To establish her design defect claim, plaintiff sought to forego expert testimony and rely instead on the manufacturer’s “own admissions” that a safer alternative design existed and allegedly “irrefutable” findings of the Japanese Ministry of Economy, Trade and Industry (METI) based on a study by Japan’s National Institute of Technology and Evaluation (NITE).   The study analyzed various types of footwear and their relation to escalator entrapment and determined that a sandal design figured in virtually every
reported instance of shoe entrapment.   In the wake of the study, METI requested that defendant re-design its shoes to incorporate a harder material to better guard against the danger of entrapment, and defendant in fact did so, releasing in Japan a new children’s shoe using harder material and accompanied by an escalator warning hangtag.   Plaintiff maintained that defendant had conceded the existence of a safer and feasible alternative design by releasing the new shoe in response to the METI-NITE findings.
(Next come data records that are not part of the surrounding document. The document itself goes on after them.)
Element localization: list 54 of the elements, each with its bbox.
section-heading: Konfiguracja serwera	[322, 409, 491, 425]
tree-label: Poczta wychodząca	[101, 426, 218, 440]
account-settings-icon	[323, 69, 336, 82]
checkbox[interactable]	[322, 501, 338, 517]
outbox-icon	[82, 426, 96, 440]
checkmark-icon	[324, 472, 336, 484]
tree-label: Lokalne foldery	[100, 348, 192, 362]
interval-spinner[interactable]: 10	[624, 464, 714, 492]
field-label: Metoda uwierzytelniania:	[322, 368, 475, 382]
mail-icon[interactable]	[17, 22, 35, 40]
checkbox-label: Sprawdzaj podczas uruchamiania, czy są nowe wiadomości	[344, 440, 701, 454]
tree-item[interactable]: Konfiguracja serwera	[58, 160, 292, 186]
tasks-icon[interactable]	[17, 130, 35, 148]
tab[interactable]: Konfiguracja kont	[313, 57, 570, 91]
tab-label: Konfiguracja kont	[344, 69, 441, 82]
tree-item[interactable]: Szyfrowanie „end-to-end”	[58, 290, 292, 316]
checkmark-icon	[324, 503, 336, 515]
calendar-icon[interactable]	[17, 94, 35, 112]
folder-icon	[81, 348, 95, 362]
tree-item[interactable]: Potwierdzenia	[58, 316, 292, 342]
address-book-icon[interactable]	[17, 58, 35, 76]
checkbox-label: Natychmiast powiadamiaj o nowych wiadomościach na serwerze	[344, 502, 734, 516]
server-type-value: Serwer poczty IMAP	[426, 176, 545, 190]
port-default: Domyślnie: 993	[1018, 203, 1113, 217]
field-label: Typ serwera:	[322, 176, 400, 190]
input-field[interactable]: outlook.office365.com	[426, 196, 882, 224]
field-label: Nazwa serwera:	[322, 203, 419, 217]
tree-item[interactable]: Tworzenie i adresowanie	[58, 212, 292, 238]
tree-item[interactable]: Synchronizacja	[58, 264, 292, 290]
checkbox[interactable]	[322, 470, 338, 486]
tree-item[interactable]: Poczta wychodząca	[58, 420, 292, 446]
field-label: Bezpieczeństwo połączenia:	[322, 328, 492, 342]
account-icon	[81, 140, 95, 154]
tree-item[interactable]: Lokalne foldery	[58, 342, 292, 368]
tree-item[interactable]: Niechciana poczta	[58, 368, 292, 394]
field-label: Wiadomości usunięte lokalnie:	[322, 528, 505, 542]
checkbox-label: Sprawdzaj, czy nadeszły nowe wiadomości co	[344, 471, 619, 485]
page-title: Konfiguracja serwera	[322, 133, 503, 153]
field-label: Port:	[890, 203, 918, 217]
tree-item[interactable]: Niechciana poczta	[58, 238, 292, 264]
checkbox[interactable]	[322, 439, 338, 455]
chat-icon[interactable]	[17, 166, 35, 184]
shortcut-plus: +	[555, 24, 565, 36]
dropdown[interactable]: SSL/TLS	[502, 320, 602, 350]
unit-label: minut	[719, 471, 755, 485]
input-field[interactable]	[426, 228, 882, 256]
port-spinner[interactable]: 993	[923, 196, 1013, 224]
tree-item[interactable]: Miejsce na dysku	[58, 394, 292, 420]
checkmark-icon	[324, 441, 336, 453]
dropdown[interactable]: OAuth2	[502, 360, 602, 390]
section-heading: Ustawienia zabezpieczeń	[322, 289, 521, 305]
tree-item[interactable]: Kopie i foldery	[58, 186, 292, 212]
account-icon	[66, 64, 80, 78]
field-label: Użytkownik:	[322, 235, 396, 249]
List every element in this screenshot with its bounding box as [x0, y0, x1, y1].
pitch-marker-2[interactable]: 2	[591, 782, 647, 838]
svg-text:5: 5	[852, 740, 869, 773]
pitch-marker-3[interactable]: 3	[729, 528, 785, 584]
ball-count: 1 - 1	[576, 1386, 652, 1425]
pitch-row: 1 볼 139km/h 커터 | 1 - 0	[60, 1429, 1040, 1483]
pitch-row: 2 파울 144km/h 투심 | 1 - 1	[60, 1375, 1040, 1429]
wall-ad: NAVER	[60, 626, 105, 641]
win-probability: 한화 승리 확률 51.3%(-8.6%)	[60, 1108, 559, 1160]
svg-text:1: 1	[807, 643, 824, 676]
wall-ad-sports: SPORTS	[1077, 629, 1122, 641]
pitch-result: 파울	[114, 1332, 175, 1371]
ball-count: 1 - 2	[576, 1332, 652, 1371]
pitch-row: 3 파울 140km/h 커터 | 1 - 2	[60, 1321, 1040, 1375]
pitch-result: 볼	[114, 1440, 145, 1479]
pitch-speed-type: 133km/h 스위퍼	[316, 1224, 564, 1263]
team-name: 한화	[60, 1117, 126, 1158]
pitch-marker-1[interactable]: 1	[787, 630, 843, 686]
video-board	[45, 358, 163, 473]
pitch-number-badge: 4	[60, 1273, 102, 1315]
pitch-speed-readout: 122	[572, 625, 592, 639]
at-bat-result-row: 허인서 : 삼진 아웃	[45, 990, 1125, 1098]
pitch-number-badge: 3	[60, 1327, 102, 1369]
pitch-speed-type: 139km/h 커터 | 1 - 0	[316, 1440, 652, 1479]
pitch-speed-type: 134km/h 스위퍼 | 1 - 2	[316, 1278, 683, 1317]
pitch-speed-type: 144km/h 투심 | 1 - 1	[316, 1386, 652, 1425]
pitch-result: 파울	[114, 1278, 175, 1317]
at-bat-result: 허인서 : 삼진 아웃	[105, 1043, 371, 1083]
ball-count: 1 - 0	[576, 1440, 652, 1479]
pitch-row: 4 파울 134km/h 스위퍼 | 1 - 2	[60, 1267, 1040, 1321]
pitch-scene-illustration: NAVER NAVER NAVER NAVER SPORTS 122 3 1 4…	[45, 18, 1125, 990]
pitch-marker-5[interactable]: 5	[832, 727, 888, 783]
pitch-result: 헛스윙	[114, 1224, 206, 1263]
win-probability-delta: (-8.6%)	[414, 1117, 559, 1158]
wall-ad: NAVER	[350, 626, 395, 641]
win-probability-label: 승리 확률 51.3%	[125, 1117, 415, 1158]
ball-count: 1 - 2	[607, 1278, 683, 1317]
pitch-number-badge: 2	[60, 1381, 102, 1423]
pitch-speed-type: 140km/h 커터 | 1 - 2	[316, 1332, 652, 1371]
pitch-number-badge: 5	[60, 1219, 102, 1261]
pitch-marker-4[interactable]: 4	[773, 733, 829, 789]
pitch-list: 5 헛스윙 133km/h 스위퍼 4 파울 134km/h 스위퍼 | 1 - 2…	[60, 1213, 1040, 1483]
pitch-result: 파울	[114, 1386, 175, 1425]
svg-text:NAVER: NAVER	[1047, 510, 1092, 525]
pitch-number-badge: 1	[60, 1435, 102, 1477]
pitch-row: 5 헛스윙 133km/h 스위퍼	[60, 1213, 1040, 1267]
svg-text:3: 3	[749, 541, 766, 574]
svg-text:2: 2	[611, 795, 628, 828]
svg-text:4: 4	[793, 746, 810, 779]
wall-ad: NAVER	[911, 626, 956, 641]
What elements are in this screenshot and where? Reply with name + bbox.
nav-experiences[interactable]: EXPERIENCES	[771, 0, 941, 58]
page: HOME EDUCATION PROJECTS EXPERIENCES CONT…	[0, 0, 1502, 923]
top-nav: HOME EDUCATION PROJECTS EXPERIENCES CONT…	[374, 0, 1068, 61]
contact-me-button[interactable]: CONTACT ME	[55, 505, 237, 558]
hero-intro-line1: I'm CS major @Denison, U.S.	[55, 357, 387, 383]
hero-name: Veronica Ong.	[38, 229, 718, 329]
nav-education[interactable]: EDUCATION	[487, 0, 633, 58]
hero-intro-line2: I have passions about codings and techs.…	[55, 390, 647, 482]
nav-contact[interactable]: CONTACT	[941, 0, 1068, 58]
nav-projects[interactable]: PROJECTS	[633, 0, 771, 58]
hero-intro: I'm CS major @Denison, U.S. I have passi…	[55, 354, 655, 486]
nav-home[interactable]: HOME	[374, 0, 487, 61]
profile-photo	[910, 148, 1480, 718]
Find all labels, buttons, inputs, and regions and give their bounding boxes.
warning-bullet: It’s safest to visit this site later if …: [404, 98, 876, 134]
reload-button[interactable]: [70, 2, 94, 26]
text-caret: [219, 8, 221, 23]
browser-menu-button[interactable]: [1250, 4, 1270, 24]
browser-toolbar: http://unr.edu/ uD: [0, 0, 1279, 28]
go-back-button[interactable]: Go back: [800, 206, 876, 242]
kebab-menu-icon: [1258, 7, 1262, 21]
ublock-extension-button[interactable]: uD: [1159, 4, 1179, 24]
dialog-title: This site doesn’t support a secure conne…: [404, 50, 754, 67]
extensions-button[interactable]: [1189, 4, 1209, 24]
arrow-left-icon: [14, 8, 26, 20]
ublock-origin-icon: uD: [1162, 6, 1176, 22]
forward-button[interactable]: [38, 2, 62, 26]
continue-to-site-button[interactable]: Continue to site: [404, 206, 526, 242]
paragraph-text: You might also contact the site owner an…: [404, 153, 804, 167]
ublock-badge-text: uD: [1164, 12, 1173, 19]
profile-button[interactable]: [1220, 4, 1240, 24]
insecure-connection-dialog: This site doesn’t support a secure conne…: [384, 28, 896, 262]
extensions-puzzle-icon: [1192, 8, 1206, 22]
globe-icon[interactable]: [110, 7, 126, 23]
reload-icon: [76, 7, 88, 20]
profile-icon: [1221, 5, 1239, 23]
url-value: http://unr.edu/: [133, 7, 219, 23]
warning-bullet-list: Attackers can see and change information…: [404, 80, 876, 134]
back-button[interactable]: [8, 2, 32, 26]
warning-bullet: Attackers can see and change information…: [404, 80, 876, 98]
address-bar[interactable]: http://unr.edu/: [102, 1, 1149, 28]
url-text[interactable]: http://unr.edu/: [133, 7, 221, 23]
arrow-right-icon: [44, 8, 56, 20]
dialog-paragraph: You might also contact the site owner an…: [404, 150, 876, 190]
The court did not find plaintiff’s reliance on this evidence sufficient to survive the manufacturer’s motion for summary judgment.   The court held the METI-NITE study would be inadmissible at trial because the report had never been properly authenticated
and plaintiff offered no evidence, by expert testimony or otherwise, to connect the report to the specific facts of the case.   For example, there was no identification of the make or model of the shoes involved in the study, the escalator model specific to each entrapment, the sandals’ contact location, the specifications of the individual shoes and/or the angle of entrapment.   While it was undisputed the manufacturer had introduced a new design in response to the study, plaintiff offered no evidence the new design was in fact safer for children riding an escalator, and therefore, evidence of the mere existence of the new design, without more, was insufficient to survive summary judgment.

As to plaintiff’s failure-to-warn claim, the court held that, in light of the myriad signs posted near the escalator entrance, an “earlier redundant warning” by the manufacturer would have done nothing to avert the child’s accident.  Accordingly, the court allowed the manufacturer’s motion for summary judgment.